Of course, plenty of people in reality DO use false identities, without actually hiding who they are: mostly celebrities who feel they need a catchier name. How many people bother to call Madonna or Prince by their real names, for example? Some people might even end up with nicknames just because they might prefer your powers to your real name. For example, if you’re the one guy in your neighborhood who can breathe fire, people might start calling you “The Firebreather” whether you wanted it or not. Even then, most super-names would probably be more practical than in the comics: “The Flash” works pretty well for a super-fast guy. “Green Lantern” only makes sense if people know you get your powers from a green lantern. And why in Hell would you name yourself “Hour-Man” thus informing your enemies that your powers only last for an hour!?
How about costumes? Well, most costumes in the comics are rather weird, not to mention impractical (as the gag with capes in The Incredibles proved.) Still, some people would wear costumes, for two reasons. The first is recognition; this is mostly for super-celebrities (like Michael Jackson and his jeweled glove). Special supers groups (like super-SWAT teams) might also wear special uniforms.
The second reason is because many powers would affect your clothing, requiring you to wear something specialized: stretchable clothes for people who change size, heat-resistant materials for those with fire powers, etc. Even things like flying too fast, staying underwater too long, etc. would require something other than regular clothes. Note that, except in the case of uniforms, people would not likely wear the SAME super-suits all the time, just as ordinary people like to change their looks regularly. They might still prefer certain regular themes, though, like certain fashions or colors.

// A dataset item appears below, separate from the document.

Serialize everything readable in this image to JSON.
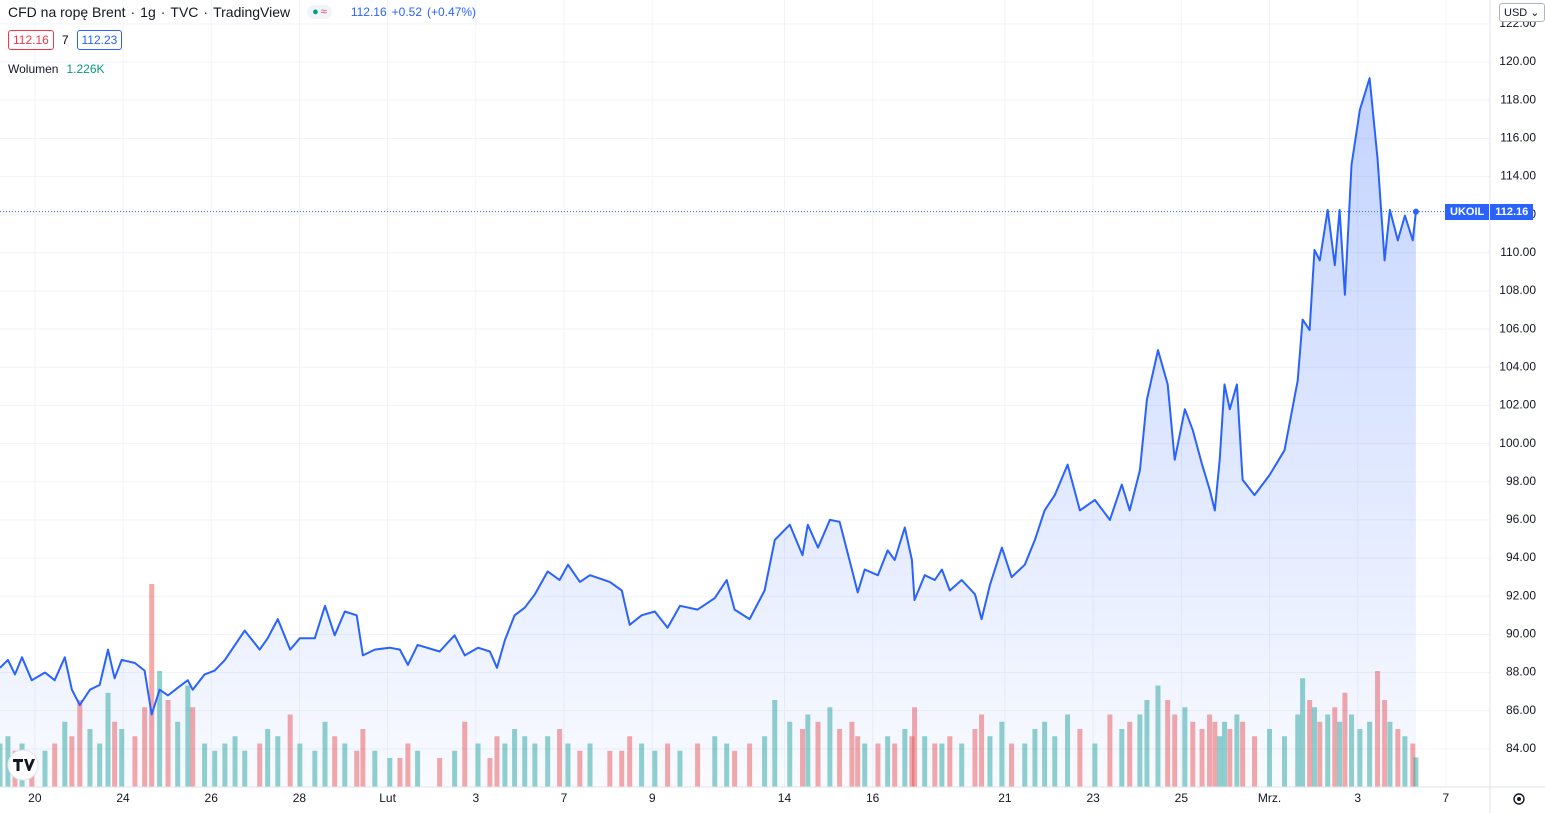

There are many other ways that the existence of superpowers would affect the world. Just the fact some people had powers would get scientists around the globe scrambling to study them, legally or otherwise, in order to learn how those powers work (and how to exploit them.) This is something you rarely see in the comics, despite making perfect sense (I guess they want to avoid giving the public too much supertechnology, because then the Supers wouldn’t look so special.) The very existence of powers would disrupt history: imagine how many disasters and world-shaking crimes (like 9-11) could have been foreseen or prevented! Of course they might also CAUSE them, bringing a social outrage against those with powers (like in Marvel’s Civil War.) Powers like precognition would bring up questions abut predestination. And are faith healers given their abilities by God or their genes? As you can see, there are ample story possibilities in a setting with superpowers beyond the simple “let’s put on a costume and fight!”
To sum up: yes, superheroes and supervillains would exist in the real world if superpowers were real, but they would not often be like in the comics- in fact, the most comic book-like Supers would be the ones hanging around Hollywood rather than stopping crime. And there would be even more people who would just happen to be “normal” except for having superabilities they would likely use openly for fame and fortune.